As 31 March approaches, many companies will be getting ready to tie up tax matters for their financial year-end. Now is a time to ensure that everything is in order regarding directors’ expenses and review loan account record-keeping procedures. This is particularly so as HMRC report that they commonly find errors in relation to directors’ loan accounts when making routine reviews of company tax returns.

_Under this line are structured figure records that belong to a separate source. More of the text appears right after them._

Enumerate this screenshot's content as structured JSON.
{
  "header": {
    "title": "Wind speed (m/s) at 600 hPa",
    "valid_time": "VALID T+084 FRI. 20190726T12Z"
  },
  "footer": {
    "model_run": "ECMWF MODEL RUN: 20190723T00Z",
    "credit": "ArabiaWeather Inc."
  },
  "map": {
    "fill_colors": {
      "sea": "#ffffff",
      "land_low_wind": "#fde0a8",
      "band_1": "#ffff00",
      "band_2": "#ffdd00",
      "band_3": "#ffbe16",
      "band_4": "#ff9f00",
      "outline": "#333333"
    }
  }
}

The statutory rules for computing taxable profits exclude companies from deducting expenditure unless it is incurred ‘wholly and exclusively’ for the purposes of the trade. As companies are separate legal entities that stand apart from their directors and shareholders they do not incur ‘personal’ expenses. However, many companies, particularly ‘close’ companies (broadly, one that is controlled by five or fewer shareholders), pay the personal expenses of their directors. Where payments, either made to or incurred on behalf of a director, do not form part of their remuneration package, these amounts may not be an allowable company expense and may not therefore be deductible for corporation tax purposes. In such circumstances it may be appropriate for these items to be set against the director’s loan account.

Accounting disclosure requirements for directors’ remuneration include sums paid by way of expense allowance and estimated money value of other benefits received other than in cash. The money value is not the same as the taxable amount, although this is often used in practice. This means the onus is on the director to justify why amounts not disclosed in accounts should be accepted as part of the remuneration package rather than debited to his or her loan account.

Where the expenditure forms part of the remuneration package it will be an allowable expense of the company and the appropriate employment taxes should be paid. Where the expenditure does not form part of the remuneration package the relevant amount will normally be debited to the director’s loan account.

Cash transactions between the company and directors may have tax consequences. A charge may arise where a director’s loan account is overdrawn at the end of the accounting period and remains overdrawn nine months and one day after the end of that accounting period (known commonly as the ‘section 455 charge’).

Proper records should be maintained of all cash and non-cash transactions between a company and its directors. Poor record-keeping may result in non-business expenditure incurred by the directors being incorrectly recorded or misposted in the company’s records and claimed in error as an allowable expense.

Voluntary disclosures top
HMRC have updated their online guidance on disclosing unpaid tax to include information on authorising an agent to deal with a disclosure made through the Digital Disclosure Service (DDS).

The DDS gives individuals and companies a chance to bring their affairs up to date in a simple, straightforward way. Anyone who owes tax on your income you must tell us about any unpaid tax now. Anyone who owes tax on income or gains must tell HMRC about any unpaid tax. They will then have 90 days to calculate and pay what is owed.

– How to make a voluntary disclosure to HMRC explains how individuals and companies not eligible for an HMRC campaign can make a voluntary disclosure to HMRC.

– Let Property Campaign: your guide to making a disclosure explains who can use the Let Property Campaign and how to make a disclosure to HMRC for unpaid tax. The online guidance has been updated to include details of a new form (form COMP1a), which can be used by clients to authorise agents to deal directly with HMRC about a disclosure made using the DDS. Agents should use the DDS to notify HMRC of a client’s disclosure.